Над ним бились день и ночь уже девять месяцев. Не давали спать по ночам: таскали на допросы. Морили голодом и холодом в карцере. Подсыпали какую-то пакость в баланду (бульон на воде). Били. Колотили. Изощрялись в издевательствах. Шантажировали. Подкупали. Улещали. Инсценировали расстрел. Слух о несгибаемости некоего Пескарева дошел постепенно до высшего начальства. Федор разрывал по швам все пришивавшиеся ему дела и не желал брать на себя даже самых пустяковых, по которым он получил бы свой червонец и поменял тюрьму на лагерь! О том, чтобы освободиться за недоказанностью обвинений, он и сам не помышлял. Понимал, что свободы ему не видать как своих ушей, но и на попятную идти не желал после того, что вынес за долгие месяцы тюремной тягомотины совет-ского следствия. Это было бы нелепо. Лучше уж смерть, решил Федор, и ждал ее со дня на день. Жалел, бывало, что сразу не раскололся, сэкономив силы, нервы и здоровье.
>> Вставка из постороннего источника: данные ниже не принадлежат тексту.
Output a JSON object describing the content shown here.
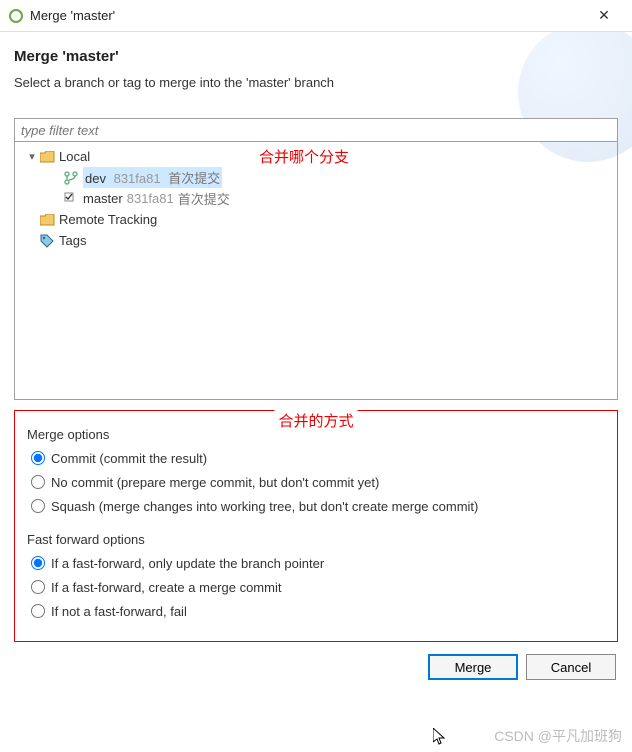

Но и следователя своего он так ухайдакал, что тот три раза брал больничные с диагнозом "резкое переутомление". Следователь тоже ведь потерял время, не сумев с ходу согнуть Федора или забить его с подручными до смерти. Вот ими обоими и заинтересовалась Москва. Укокошить Федора по-тихому уже было невозможно. Несчастному, постаревшему лет на десять, по словам Федора, следователю пришлось вести следствие по классическому образцу - копать, копать и копать. Так докопались наконец до Козловского.
Приводят однажды Федора в кабинет к своему родному Балаеву. Балаев сидит за столом как именинник, чисто выбрит. Не подергивает левым веком, не ворочает, как бык, налитыми желчной кровью глазами. Не орет, не блажит. Не кидается пресс-папье и термосом с кофе. Приветливо улыбается Балаев. И тут почувствовал Федор, что ему хана. Так оно и было. Долго молчал Балаев. Чинил заново карандаши. Рвал старые протоколы. Сжег чьи-то показания. Положил перед собой стопку новеньких бланков протоколов допросов. Позвонил жене. Сказал, что придет рано. Просил позвать вечерком каких-то Персидьевых и зажарить телятинки. Упрямо настаивал на том, что пусть уксус в селедку каждый наливает сам себе и что картошку молодую лучше отварить, чем поджарить. Наконец, как бы мимоходом, спросил:
- В плену, Пескарев, когда-нибудь бывали?
- Нет. Не бывал, - сказал Федор, и отлегло у него немного от сердца.
- Так, так, - говорит Балаев, берет трубку и просит привести "человека". Пока того откуда-то вели, он не обращал внимания на Федора, чем снова нагнал ему на душу тоски, - чистил ногти и наводил порядок в ящиках письменного стола.
Но вот открывается дверь, и в кабинет входит позорник Козловский, которого Федор в первый момент не узнал. Он был разжиревший, небритый, а местечковый гонор и нагловатое жлобство слетели с него в подвалах следственного изолятора в два счета. Побитый пес, лишившийся вдруг за гнусный нрав покровительства хозяина, сидел перед Федором.
- Узнаете "человека"? - спросил Балаев у Федора.